Health Services Research, forthcoming
Objective: The California Delivery System Reform Incentive Payment Program (DSRIP) provided incentive payments to Designated Public Hospitals (DPHs) to improve quality of care. We assessed the program's impact on reductions in sepsis mortality, central line–associated bloodstream infections (CLABSIs), venous thromboembolisms (VTEs), and hospital‐acquired pressure ulcers (HAPUs).
Study Design: We used a pre‐post study design with a comparison group. We constructed propensity scores and used them to assign inverse probability weights according to their similarity to DPH discharges. Interaction term coefficients of time trends and treatment group provided significance testing.
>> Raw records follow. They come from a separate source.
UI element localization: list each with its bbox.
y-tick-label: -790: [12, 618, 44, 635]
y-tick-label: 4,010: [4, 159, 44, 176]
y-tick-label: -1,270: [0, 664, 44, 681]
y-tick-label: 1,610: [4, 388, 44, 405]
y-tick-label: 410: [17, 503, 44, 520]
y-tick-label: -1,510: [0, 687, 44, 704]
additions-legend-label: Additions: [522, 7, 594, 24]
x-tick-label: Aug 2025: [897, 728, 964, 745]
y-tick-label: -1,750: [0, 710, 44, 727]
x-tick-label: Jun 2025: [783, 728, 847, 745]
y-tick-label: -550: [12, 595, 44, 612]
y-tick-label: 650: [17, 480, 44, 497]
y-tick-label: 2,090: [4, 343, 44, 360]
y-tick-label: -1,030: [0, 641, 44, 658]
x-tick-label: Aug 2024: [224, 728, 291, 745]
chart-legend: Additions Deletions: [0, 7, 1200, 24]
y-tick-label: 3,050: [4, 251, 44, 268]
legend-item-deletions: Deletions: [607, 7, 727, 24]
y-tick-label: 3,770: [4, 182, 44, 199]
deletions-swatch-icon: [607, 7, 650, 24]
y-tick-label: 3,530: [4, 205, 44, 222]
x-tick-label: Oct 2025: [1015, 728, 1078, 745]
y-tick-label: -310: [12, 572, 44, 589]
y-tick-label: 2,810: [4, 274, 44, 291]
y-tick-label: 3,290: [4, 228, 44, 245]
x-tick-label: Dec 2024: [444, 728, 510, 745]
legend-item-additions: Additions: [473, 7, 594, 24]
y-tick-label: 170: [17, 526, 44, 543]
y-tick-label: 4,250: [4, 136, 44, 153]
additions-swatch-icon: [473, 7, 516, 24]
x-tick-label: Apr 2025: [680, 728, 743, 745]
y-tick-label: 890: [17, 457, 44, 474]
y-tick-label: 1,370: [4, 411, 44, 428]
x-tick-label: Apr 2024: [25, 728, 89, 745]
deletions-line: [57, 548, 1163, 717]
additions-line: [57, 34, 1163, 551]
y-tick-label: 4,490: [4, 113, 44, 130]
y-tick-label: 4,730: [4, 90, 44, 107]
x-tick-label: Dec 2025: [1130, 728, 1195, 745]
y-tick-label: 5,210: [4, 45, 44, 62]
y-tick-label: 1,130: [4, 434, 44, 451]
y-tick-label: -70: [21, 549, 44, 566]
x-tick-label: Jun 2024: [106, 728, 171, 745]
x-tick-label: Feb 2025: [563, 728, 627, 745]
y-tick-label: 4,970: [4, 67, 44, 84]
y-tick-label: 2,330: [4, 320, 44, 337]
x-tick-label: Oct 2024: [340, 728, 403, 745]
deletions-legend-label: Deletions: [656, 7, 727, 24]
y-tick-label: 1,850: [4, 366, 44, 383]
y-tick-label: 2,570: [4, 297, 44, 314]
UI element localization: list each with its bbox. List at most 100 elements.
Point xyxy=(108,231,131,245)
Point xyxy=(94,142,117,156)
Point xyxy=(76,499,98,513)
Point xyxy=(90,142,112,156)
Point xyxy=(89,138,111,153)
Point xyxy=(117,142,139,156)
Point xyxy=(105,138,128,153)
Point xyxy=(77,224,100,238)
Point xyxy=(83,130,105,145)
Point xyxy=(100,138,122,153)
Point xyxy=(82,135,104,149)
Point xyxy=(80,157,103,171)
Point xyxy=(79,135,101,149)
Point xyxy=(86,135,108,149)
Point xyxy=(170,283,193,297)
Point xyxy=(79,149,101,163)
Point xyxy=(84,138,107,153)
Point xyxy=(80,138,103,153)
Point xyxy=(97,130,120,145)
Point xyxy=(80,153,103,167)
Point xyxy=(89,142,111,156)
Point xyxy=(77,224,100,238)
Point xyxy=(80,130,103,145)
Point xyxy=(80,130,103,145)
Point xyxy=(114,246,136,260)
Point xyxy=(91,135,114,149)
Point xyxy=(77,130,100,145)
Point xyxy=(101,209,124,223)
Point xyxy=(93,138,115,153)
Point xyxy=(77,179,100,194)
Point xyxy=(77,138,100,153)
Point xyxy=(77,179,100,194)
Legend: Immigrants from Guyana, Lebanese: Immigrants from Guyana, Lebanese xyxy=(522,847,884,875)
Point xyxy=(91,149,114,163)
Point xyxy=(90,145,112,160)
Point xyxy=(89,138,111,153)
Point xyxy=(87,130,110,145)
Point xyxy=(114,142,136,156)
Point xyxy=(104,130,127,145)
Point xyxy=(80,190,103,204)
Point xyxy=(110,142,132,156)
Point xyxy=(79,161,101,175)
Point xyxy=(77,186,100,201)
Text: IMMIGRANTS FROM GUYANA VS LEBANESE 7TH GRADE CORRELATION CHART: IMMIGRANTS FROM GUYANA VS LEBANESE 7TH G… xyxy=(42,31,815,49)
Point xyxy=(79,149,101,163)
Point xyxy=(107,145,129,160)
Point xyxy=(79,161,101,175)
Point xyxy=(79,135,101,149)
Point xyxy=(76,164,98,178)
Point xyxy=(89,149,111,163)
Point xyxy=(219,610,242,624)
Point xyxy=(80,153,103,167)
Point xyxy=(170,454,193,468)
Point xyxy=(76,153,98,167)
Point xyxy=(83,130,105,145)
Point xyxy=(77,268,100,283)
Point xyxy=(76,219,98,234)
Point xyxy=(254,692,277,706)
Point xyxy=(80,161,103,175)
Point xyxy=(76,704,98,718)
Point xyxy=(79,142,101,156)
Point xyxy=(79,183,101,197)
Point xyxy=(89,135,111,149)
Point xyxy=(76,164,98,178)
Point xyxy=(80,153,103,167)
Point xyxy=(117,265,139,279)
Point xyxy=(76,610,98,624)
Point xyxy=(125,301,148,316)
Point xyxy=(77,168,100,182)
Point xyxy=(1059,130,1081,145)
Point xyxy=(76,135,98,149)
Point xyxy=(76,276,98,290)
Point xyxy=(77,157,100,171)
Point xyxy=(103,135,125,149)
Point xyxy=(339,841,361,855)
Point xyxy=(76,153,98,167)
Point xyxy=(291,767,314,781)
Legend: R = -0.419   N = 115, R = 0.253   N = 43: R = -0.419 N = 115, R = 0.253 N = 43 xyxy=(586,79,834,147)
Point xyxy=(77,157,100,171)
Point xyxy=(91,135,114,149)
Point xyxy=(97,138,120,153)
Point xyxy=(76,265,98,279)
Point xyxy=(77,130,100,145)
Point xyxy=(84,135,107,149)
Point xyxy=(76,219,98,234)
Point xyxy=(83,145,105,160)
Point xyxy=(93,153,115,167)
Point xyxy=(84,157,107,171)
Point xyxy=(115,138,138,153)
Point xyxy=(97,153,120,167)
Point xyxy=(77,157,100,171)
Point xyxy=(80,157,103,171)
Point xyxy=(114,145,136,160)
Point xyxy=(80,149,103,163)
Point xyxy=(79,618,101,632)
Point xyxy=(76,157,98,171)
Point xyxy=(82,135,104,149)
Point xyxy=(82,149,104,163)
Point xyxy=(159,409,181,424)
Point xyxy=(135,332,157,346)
Principal Findings: Discharges from DPHs and non‐DPHs both saw decreases in the four outcomes over the DSRIP period (2010‐2014). The difference‐in‐difference estimator (DD) for sepsis was only significant during two time periods, comparing 2010 with 2012 (DD: −2.90 percent, 95% CI: −5.08, −0.72 percent) and 2010 with 2014 (DD: −5.74, 95% CI: −8.76 percent, −2.72 percent); the DD estimator was not significant comparing 2010 with 2012 (DD: −1.30, 95% CI: −3.18 percent, 0.58 percent) or comparing 2010 with 2013 (DD: −3.05 percent, 95% CI: −6.50 percent, 0.40 percent). For CLABSI, we did not find any meaningful differences between DPHs and non‐DPHs across the four time periods. For HAPU and VTE, the only significant DD estimator compared 2014 with 2010.
Conclusions: We did not find that DPHs participating in DSRIP outperformed non‐DPHs during the DSRIP program. Our results were robust to multiple sensitivity analyses. Given multiple concurrent inpatient safety initiatives, it was challenging to assign improvements over time periods to DSRIP.